I like to think of myself as a pretty darn modern bankruptcy attorney. I have an IPad. I engage in social media. I blog (though faithful readers will know that I am on track to turn over a pretty hefty portion of my paycheck this year….maybe I don’t blog as much as I think). While I won’t deny that these avenues help me grow my business by engaging potential clients, the primary reason I chose to participate is because I believe strongly in the spread of information.

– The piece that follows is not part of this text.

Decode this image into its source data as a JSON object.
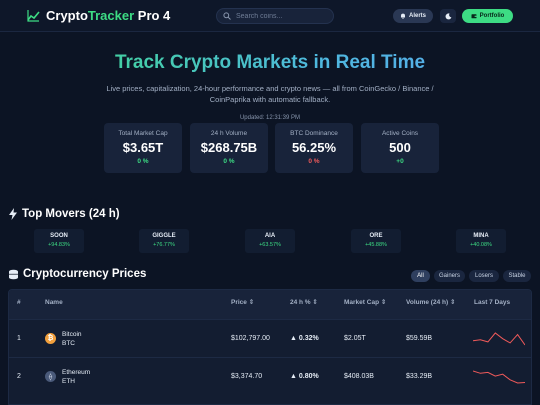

Ok, you look confused. Because of this belief, I spend a lot of time purusing other bankruptcy blogs. I find they can be a great resource for potential topics and fresh viewpoints. Over the weekend, I was catching up on my bookmarked sites and came across an interesting post by a Florida Bankruptcy Attorney. I have pasted an exerpt below:
How to mess up a bankruptcy exemption. I happened upon a Florida bankruptcy case decided in 2010 wherein a court held that a debtor’s self-directed IRA was not exempt. The debtor’s had a securities account that clearly was titled as an IRA account. The IRS approved the securities account as a proper self-directed IRA account as to its form. The problem was that our debtor used his IRA money improperly and in violation of IRS rules for self-directed IRAs. The debtor borrowed money from the IRA, pledged his IRA account as security for a loan, and commingled IRA funds with his other money. The debtor’s misuse of the IRA disqualified the IRA under IRS regulations. Even though the IRS had not investigated or independently disqualified the IRA the bankruptcy court held that the money in this debtor’s IRA lost its exemption.
Yes, I know. This article references a Florida bankruptcy case. And, despite our shared sunshine, I am well aware that we are in Arizona. However, this article touches on an important point that can apply to all bankruptcy cases: just because an asset starts out exempt, doesn’t mean it will end that way. In other words, you must handle you assets purposefully and in accordance with the bankruptcy code if you want to protect their non-exempt status.
Need some convincing? I recently heard about a bankruptcy case in which a debtor was struggling to protect exempt social security funds that had been comingled with non-exempt funds in a single bank account. Another all-to-ccommon speedbump occurs when debtors take funds from their exempt retirement accounts, or from protected home equity for that matter, prior to filing bankruptcy. This change in form can strip an asset of its exempt status.
What is my advice to you? If you are currently filing or considering filing for bankruptcy protection, please, pleeeaaaase, PUH-LEASE consult with your bankruptcy attorney prior to making and financial decisions. This means that BEFORE you sell your car, pay off a loan, put equity into your home, or deposit your social security checks, give your attorney a ring. He or She will be happy to hear from you.